Die Maschinen sollen im Netzwerk über OUC TCP/IP kommunizieren können (jede CPU mit der IP 10.10.10.57 mit den anderen CPU`s mit der 10.10.10.57)
und die einzelnen Teilnehmer in der Maschine (10.10.10.56…10.10.10.60 / 255.255.255.0) über TIA erreichbar sein.
(Um die Wartung zu vereinfachen und nur 1 Software Projekt für die Maschinen zu haben.)
Ist es möglich über einen Router der vor dem 10.10.10.56…10.10.10.60 / 255.255.255.0 Netz in jeder Maschine installiert wird das Problem zu lösen?




Sollten Firmen die sich mit Netzwerktechnik beschäftigen so etwas lösen können?
Unser IT Dienstleister (fürs Büro) tut sich sehr schwer mit der Aufgabenstellung.

TIA v16 upd4, 1515-2PN FW 2.8, S120 FW 5.2


----------



## JesperMP (1 Oktober 2021)

Ja es nennt sich ein 1-to-1 NAT Router.
Ich denke es wäre lösbar mit nur 1 NAT Router.
Der NAT Router tauscht die IP Adressen aus nach eine Tabelle.
Z.B. Maschine 1 (10.10.10.57) sendet Daten nach 10.10.10.158). Der NAT Router empfangt die Daten auf Port 1 und Tasucht die IP .158 aus mit .57  aus Port 2 so die Daten Maschine 2 erreicht..


----------



## Gerhard Bäurle (1 Oktober 2021)

Hallo,
das ist ja eine gängige Aufgabenstellung, lässt sich beispielsweise damit lösen:






						mbNETFIX - MB connect line GmbH
					






					mbconnectline.com


----------



## meatec (2 Oktober 2021)

JesperMP schrieb:


> Ja es nennt sich ein 1-to-1 NAT Router.
> Ich denke es wäre lösbar mit nur 1 NAT Router.
> Der NAT Router tauscht die IP Adressen aus nach eine Tabelle.
> Z.B. Maschine 1 (10.10.10.57) sendet Daten nach 10.10.10.158). Der NAT Router empfangt die Daten auf Port 1 und Tasucht die IP .158 aus mit .57  aus Port 2 so die Daten Maschine 2 erreicht..


Wie erkennt der Router der auf Port 1 von Maschine 1 empfängt auf welchen Port er tauschen soll? 
Fest auf Port 2 geht ja nicht, es soll ja jede Maschine mit jeder kommunizieren können, und alle Maschinen haben die gleiche Adresse.
Maschine 1 soll mit Maschine 2, 5 und 6 kommunizieren und baut 3 Verbindungen zu  .57 auf.
Daher denke ich das es nicht mit nur einem Router geht.


----------



## meatec (2 Oktober 2021)

Gerhard Bäurle schrieb:


> Hallo,
> das ist ja eine gängige Aufgabenstellung, lässt sich beispielsweise damit lösen:
> 
> 
> ...


Danke, ich werde mbconnectline am Montag mal kontaktieren.


----------



## Ralle (3 Oktober 2021)

Wie spreche ich von z.B. SPS 1 die anderen an, wenn die doch alle die selbe IP haben ??? Wie mache ich das dem Router klar, wohin er das routen soll?

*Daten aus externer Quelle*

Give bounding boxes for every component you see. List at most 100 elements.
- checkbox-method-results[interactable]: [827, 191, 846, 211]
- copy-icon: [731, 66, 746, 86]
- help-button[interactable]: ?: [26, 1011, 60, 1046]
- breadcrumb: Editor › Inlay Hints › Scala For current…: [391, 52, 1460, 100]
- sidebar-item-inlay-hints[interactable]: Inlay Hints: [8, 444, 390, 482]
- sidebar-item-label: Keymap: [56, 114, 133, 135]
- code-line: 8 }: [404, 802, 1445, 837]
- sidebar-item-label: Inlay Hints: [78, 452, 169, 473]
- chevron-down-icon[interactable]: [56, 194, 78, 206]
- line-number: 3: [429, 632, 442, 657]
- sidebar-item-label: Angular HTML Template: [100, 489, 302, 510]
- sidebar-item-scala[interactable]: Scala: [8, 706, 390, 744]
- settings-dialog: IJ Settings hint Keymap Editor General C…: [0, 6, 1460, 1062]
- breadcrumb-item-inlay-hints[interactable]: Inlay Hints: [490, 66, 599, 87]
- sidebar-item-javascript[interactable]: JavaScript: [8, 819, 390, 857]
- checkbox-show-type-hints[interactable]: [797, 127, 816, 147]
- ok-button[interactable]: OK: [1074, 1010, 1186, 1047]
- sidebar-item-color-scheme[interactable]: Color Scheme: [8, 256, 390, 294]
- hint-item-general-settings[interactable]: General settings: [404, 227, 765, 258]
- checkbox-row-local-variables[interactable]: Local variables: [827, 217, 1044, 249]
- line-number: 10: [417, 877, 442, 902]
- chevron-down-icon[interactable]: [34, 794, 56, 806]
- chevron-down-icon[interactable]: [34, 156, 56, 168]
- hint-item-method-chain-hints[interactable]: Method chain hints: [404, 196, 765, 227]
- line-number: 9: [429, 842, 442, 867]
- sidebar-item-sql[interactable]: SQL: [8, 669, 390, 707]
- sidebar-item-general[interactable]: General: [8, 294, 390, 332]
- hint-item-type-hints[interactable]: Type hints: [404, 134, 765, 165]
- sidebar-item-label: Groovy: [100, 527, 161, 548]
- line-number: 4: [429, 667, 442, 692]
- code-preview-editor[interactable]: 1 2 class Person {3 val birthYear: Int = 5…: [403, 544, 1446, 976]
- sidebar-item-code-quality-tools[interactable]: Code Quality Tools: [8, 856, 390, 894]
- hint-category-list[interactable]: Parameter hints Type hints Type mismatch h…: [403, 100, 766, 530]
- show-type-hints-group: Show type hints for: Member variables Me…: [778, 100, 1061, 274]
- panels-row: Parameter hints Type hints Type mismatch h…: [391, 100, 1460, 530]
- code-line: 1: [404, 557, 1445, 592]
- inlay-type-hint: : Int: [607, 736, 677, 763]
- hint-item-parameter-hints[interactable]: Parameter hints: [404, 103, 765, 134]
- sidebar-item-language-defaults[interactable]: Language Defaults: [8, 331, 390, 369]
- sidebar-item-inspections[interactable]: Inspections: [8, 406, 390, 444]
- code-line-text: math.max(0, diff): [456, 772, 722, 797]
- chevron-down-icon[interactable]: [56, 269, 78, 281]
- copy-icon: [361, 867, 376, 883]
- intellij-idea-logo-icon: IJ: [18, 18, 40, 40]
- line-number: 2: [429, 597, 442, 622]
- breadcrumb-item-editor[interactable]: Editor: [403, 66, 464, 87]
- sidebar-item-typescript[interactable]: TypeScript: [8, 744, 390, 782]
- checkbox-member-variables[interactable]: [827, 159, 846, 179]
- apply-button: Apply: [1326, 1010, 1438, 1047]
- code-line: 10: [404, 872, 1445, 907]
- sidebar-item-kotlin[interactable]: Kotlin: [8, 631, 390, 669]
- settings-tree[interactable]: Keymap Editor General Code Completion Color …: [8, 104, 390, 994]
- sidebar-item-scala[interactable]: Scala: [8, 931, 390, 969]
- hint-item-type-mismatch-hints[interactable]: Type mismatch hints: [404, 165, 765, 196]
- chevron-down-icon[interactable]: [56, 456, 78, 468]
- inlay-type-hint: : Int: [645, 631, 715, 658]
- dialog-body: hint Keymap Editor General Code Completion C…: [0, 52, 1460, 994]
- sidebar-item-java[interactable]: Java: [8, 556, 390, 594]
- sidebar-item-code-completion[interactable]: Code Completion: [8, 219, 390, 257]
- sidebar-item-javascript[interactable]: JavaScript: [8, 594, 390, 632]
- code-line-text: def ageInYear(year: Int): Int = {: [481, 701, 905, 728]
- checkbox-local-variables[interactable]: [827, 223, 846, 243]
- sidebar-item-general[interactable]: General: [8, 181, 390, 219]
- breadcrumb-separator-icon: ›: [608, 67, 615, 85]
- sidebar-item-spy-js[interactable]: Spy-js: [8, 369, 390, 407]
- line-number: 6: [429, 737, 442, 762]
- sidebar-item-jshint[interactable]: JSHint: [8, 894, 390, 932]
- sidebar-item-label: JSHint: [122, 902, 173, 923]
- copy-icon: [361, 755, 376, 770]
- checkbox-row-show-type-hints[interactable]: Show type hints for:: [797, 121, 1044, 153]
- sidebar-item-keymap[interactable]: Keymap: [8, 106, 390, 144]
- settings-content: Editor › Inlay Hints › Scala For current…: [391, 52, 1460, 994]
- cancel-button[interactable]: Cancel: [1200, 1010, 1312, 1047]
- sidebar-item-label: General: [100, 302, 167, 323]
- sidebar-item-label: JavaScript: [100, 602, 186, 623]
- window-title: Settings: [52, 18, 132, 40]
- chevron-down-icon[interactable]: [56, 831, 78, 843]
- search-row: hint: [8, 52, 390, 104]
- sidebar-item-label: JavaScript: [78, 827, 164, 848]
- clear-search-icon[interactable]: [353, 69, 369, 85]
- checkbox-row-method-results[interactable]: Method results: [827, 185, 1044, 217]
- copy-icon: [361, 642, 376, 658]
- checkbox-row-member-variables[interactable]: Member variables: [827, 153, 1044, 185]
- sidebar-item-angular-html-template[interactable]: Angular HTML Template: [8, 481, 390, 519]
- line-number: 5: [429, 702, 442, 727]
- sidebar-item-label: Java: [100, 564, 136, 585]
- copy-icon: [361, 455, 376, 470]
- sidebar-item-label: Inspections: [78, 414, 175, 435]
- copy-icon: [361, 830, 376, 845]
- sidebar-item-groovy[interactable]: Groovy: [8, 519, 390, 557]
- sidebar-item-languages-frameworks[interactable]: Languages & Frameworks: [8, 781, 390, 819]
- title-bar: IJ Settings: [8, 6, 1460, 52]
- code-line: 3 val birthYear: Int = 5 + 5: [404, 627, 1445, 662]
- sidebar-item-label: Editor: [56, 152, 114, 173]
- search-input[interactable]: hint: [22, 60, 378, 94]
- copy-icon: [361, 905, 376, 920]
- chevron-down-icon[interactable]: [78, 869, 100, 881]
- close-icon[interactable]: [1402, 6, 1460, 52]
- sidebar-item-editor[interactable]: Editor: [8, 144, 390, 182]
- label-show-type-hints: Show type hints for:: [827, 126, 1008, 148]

Dazu müßte der Router jedem Port eine IP-Adresse zuordnen, die auch im Netz erlaubt ist. Geht so etwas?


----------



## JSEngineering (3 Oktober 2021)

Man könnte es auch über Portweiterleitung machen...
Jeder Router hat ja auf der Seite, auf der die Router untereinander kommunizieren, eine eigene IP. Somit können die Router untereinander kommunizieren.
Jetzt bekommt jeder Router Portfreigaben zugeteilt, dann kann eine SPS die IP des anderen Routers mit dem entsprechenden Port ansprechen und wird dann zum konfigurierten Teilnehmer weiterverbunden.


----------



## Thomas_v2.1 (3 Oktober 2021)

Ich würde auch sagen, mit einem Router je Station und entsprechenden Portweiterleitungen von WAN zu LAN sollte es prinzipiell möglich sein.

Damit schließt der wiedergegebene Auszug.